D. Kevin Berchelmann
It probably won’t ever be possible to resolve the societal debate over the proper amount of compensation that should rightly be awarded to top corporate executives. It may be no more achievable than national consensus on how to approach health care, taxes, or gender and racial equality.
People in business, though, generally take it for granted that the apt amount to pay CEOs and CFOs is best left in the hands of the company’s board of directors. Among the 20 or so folks who responded to our call to contribute to this forum — admittedly, an unscientifically assembled group — only one pitched an essay decrying high executive pay.
But there are legitimate questions. If top executives were paid half as much as they are, would companies come to harm? Would driven leaders possessing vision, knowledge, talent, and wisdom still want those jobs? Would investor behavior be any different? How about employee engagement?

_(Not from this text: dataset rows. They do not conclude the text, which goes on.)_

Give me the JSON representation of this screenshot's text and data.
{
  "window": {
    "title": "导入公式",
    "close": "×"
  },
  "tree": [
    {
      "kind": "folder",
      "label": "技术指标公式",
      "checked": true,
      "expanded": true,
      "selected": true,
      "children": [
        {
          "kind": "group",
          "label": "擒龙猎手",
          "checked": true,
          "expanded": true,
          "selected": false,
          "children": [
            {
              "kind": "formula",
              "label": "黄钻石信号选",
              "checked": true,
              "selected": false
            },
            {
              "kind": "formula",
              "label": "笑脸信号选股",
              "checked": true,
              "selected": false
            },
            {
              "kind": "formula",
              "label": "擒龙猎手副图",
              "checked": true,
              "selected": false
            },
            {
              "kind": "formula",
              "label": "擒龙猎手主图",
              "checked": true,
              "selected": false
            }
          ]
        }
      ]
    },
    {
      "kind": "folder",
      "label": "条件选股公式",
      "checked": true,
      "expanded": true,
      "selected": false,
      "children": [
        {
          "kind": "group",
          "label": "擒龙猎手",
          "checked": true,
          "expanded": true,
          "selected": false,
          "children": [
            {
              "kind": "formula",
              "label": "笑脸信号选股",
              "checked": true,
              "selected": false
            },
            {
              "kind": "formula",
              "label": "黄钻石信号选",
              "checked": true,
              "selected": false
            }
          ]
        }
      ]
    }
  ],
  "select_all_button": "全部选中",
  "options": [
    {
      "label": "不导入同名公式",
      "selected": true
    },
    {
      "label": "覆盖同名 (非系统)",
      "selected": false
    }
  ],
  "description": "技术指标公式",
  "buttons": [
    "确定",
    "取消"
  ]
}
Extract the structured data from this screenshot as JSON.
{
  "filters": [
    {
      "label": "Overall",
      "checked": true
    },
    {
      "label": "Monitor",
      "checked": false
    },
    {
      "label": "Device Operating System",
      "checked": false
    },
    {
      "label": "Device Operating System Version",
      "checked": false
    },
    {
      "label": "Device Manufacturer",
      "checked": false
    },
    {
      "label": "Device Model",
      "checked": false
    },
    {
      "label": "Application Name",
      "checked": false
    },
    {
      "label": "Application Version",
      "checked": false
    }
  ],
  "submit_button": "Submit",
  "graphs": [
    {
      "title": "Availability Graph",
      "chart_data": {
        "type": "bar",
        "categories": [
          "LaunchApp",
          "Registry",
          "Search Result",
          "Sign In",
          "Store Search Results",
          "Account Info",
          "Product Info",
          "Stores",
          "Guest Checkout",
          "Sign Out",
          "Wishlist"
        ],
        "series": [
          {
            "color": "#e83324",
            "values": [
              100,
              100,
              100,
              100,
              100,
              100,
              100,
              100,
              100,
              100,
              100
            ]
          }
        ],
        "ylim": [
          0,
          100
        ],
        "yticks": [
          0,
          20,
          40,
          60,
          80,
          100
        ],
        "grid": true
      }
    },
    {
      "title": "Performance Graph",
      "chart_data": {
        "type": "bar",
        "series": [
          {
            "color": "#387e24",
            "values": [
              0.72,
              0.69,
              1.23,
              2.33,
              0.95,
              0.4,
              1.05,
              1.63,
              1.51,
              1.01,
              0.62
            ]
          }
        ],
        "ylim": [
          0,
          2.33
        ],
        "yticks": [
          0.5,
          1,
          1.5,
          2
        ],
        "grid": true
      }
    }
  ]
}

There may indeed be an objective, optimal amount to pay each individual executive, given all the variables in play — company size and industry, company performance, peer-group compensation, and the executive’s track record and abilities, for example. But confidently identifying that optimal amount is such a complex task that few boards of publicly held companies attempt it without enlisting the services of a compensation consultant. And even so, who’s to say that the consultants’ recommendations are free of bias or based on the most relevant assumptions?
This package of opinion articles suggests numerous talking points for use in discussions on executive pay. As you absorb each one, think about whether the expressed logic is sound or assailable. Enjoy!